Abstract: Large-scale, highly-interconnected networks pervade both our society and the natural world around us. Uncertainty, on the other hand, is inherent in the underlying data due to a variety of reasons, such as noisy measurements, lack of precise information needs, inference and prediction models, or explicit manipulation, e.g., for privacy purposes. Therefore, uncertain, or probabilistic, graphs are increasingly used to represent noisy linked data in many emerging application scenarios, and they have recently become a hot topic in the database research community. While many classical graph algorithms such as reachability and shortest path queries become #P-complete, and hence, more expensive in uncertain graphs; various complex queries are also emerging over uncertain networks, including information diffusion and influence maximization. In this tutorial, we discuss the sources of uncertain graphs and their applications, uncertainty modeling, as well as the complexities and algorithmic advances on uncertain graphs processing in the context of both classical (reliability) and emerging (influence maximization) graph queries. We emphasize the current challenges and highlight some future research directions.
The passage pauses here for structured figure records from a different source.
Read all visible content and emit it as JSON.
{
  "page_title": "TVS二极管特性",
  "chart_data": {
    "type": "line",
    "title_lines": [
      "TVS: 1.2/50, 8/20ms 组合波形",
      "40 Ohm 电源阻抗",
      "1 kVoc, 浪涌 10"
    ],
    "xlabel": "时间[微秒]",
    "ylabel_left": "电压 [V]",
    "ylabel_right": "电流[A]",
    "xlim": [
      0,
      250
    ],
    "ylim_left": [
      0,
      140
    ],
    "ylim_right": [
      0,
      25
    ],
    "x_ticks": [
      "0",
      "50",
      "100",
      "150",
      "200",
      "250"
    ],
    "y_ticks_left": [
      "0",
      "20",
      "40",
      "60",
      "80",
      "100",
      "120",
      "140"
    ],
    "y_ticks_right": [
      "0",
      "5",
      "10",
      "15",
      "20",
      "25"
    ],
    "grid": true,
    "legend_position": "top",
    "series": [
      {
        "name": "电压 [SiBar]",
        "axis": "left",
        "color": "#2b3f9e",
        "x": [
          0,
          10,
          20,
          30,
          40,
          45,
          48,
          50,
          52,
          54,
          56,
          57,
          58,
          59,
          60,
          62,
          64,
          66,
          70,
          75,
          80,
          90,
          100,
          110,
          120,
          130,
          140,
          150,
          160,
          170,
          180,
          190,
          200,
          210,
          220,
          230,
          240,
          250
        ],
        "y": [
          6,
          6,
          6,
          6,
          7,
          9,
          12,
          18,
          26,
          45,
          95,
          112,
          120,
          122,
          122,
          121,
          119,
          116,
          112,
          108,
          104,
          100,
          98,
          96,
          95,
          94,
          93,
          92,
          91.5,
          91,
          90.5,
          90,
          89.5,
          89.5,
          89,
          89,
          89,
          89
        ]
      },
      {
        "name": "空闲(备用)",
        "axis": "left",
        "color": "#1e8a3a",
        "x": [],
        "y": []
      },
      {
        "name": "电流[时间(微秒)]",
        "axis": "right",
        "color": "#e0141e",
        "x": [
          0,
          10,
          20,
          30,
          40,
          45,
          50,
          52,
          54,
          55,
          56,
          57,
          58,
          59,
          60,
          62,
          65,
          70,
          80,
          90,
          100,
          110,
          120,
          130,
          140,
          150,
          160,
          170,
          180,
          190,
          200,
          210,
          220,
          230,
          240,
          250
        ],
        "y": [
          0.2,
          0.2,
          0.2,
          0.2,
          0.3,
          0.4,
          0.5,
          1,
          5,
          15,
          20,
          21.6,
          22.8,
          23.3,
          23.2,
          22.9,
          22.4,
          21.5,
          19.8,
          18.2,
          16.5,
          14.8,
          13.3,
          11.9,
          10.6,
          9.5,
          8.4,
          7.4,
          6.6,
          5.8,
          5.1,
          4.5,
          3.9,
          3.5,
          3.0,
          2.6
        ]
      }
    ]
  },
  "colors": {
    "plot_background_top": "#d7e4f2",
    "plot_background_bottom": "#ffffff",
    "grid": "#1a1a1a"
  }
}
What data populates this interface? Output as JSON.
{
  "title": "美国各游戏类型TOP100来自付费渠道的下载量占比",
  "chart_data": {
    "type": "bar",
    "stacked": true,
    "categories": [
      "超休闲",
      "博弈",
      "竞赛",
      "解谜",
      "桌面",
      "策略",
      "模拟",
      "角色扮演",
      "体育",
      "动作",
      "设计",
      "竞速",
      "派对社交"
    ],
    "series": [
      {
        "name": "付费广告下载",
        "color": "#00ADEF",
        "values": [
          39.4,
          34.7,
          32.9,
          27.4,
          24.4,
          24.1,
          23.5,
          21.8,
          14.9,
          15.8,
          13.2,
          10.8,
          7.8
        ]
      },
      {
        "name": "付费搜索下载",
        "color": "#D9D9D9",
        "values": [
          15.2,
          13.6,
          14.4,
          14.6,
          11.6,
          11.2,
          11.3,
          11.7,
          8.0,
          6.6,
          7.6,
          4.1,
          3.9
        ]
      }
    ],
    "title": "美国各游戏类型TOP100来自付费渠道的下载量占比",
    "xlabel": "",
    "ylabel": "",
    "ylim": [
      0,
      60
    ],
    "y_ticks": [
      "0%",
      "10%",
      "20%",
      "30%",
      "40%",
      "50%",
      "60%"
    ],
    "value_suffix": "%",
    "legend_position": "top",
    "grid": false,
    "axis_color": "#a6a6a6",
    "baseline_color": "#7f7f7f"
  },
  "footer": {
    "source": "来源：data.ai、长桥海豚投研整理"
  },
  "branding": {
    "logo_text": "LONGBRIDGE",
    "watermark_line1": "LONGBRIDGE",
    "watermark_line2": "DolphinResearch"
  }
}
Bio: Arijit Khan is an Assistant Professor in the School of Computer Science and Engineering at Nanyang Technological University, Singapore. His research interests span in the area of big-data, big-graphs, and graph systems. He earned his PhD from the Department of Computer Science, University of California, Santa Barbara, USA, and did a post-doc in the Systems group at ETH Zurich, Switzerland. Arijit is the recipient of the prestigious IBM PhD Fellowship in 2012-13. He published several papers in premier database and data-mining conferences and journals including SIGMOD, VLDB, TKDE, ICDE, SDM, EDBT, and CIKM. Arijit co-presented tutorials on emerging graph queries, big-graph systems, uncertain graphs, and graphs summarization at ICDE 2012, VLDB 2014, VLDB 2015, VLDB 2017, and served in the program committee of KDD, SIGMOD, VLDB, ICDE, ICDM, EDBT, WWW, and CIKM. Arijit served as the co-chair of Big-O(Q) workshop co-located with VLDB 2015, and contributed a chapter on Big-Graphs querying and mining in the Springer Handbook of Big Data Technologies.